Good Will Has Power and Delicacy
Good will, like the technique of etching, is a oneness of power and delicacy. The finest line scratched on a surface is bitten into the plate by a powerful acid. The massive head of the minotaur is a collection of incisive and delicately drawn lines; its force comes from a oneness of energy and precision; critical exactitude for the kind purpose of showing the minotaur as he truly is.
Aesthetic Realism states that good will must include criticism of all forms of contempt. Picasso, in this print, is critical of people going after false power by dismissing things, trying to conquer them, not wanting to see conflict in ourselves. The man on the left climbing the ladder is ethically dual. He turns his back on the moral drama and yet faces it. His feet are flabby. He seems cowardly, but, like the minotaur, he wants to see.
Are the two women with their turtle doves in the window above trying to see, be in a superior position, or both? Is the artist critical of double motives when he encloses them in a stony niche as he places the minotaur, with all his brutishness and groping, free in open space?

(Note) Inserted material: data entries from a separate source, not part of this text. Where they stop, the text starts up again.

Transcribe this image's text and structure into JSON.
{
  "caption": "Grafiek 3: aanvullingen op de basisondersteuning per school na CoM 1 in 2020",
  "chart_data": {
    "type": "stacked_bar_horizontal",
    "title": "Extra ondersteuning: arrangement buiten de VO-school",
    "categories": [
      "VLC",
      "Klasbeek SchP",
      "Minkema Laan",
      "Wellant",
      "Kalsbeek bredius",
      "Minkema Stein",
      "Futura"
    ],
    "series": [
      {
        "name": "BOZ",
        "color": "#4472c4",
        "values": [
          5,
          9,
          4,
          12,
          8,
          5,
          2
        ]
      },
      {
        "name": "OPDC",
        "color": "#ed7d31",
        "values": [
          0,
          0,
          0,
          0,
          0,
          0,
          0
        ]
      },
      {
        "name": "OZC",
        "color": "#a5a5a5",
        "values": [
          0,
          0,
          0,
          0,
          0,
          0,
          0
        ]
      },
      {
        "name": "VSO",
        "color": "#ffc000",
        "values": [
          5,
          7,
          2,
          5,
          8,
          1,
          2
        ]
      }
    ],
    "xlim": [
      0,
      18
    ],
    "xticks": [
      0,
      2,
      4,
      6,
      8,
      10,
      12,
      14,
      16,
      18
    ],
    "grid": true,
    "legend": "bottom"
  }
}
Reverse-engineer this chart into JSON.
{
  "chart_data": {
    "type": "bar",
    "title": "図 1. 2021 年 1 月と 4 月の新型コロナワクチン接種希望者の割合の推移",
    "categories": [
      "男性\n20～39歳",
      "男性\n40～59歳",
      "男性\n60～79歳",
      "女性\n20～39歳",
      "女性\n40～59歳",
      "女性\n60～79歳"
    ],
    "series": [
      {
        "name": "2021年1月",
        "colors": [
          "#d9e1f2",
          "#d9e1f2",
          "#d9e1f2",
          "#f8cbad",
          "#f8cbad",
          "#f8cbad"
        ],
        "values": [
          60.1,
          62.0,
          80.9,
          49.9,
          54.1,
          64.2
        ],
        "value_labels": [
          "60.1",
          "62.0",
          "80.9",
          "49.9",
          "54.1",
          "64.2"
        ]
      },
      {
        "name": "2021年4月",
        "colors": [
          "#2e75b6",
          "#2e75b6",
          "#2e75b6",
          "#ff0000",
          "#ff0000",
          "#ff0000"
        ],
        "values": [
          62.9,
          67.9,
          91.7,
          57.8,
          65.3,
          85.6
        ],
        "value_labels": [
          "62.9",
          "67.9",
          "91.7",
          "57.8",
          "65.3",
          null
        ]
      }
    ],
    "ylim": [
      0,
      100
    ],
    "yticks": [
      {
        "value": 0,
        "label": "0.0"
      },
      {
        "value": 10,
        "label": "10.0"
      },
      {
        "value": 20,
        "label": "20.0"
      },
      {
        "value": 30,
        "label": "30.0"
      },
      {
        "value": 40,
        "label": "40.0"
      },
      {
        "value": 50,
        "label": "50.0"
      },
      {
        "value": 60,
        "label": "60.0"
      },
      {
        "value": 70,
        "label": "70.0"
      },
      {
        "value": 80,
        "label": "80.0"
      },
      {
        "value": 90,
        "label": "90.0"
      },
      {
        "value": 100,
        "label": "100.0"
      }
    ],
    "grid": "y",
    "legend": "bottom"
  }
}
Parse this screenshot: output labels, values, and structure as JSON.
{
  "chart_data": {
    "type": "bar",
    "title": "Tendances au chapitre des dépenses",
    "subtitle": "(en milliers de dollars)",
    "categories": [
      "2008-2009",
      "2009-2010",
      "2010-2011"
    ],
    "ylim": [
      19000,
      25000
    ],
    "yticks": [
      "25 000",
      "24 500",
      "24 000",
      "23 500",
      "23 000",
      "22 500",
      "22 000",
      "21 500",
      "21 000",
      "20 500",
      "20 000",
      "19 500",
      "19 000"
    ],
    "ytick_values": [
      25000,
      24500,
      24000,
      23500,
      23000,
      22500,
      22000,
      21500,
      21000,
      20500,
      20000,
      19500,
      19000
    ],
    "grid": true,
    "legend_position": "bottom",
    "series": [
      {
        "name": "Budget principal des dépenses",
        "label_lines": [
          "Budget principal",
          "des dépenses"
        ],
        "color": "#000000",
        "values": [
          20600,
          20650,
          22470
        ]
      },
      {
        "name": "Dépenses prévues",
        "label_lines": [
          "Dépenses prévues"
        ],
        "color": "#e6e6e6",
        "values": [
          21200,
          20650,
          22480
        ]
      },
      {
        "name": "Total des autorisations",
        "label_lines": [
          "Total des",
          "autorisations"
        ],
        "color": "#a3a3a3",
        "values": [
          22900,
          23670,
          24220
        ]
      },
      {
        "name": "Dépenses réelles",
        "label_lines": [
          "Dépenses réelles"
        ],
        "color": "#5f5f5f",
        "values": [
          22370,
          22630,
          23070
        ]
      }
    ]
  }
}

Why does the artist place the picador on her horse between the minotaur and the girl? I believe Picasso’s criticism of himself, the way men use their strength to have their way, how women use their bodies to conquer men is the subject of many of his prints. Here, the bare-breasted woman picador holding her sword and draped brokenly over the horse has failed in her purpose to conquer the minotaur through body alone because the minotaur, even as he shields his eyes from the light, wants what the young girl and the light represent. He wants to see, to know, to feel, to be kind. The bull aspect of himself alone does not satisfy him. He wants power and tenderness together, body and thoughtful seeing together.
Picasso’s etching affirms Aesthetic Realism; the only power that will satisfy a man is the power of good will. Mr. Siegel had that power always. It moves me that the Minotauromachy hung in the room where, for four decades, he lectured so magnificently and where I had the lessons that so beautifully changed my life. This education which goes on now at the Aesthetic Realism Foundation in New York is making men and women honestly kind and it can change America.
Chaim Koppelman (1920 – 2009) was one of the earliest artists to see the value, for both art and life, of the philosophy Aesthetic Realism. He began to study with its founder, the poet and critic Eli Siegel, in the 1940s, and was on the faculty of the School of Visual Arts and the Aesthetic Realism Foundation for many years. In 2011 the Museo Napoleonico in Rome, Italy had a major show of his work titled “Napoleon Entering New York: Chaim Koppelman and the Emperor.”
1Eli Siegel, The Right of Aesthetic Realism to Be Known, issue no. 1114, “What Contempt Is and Is Not.”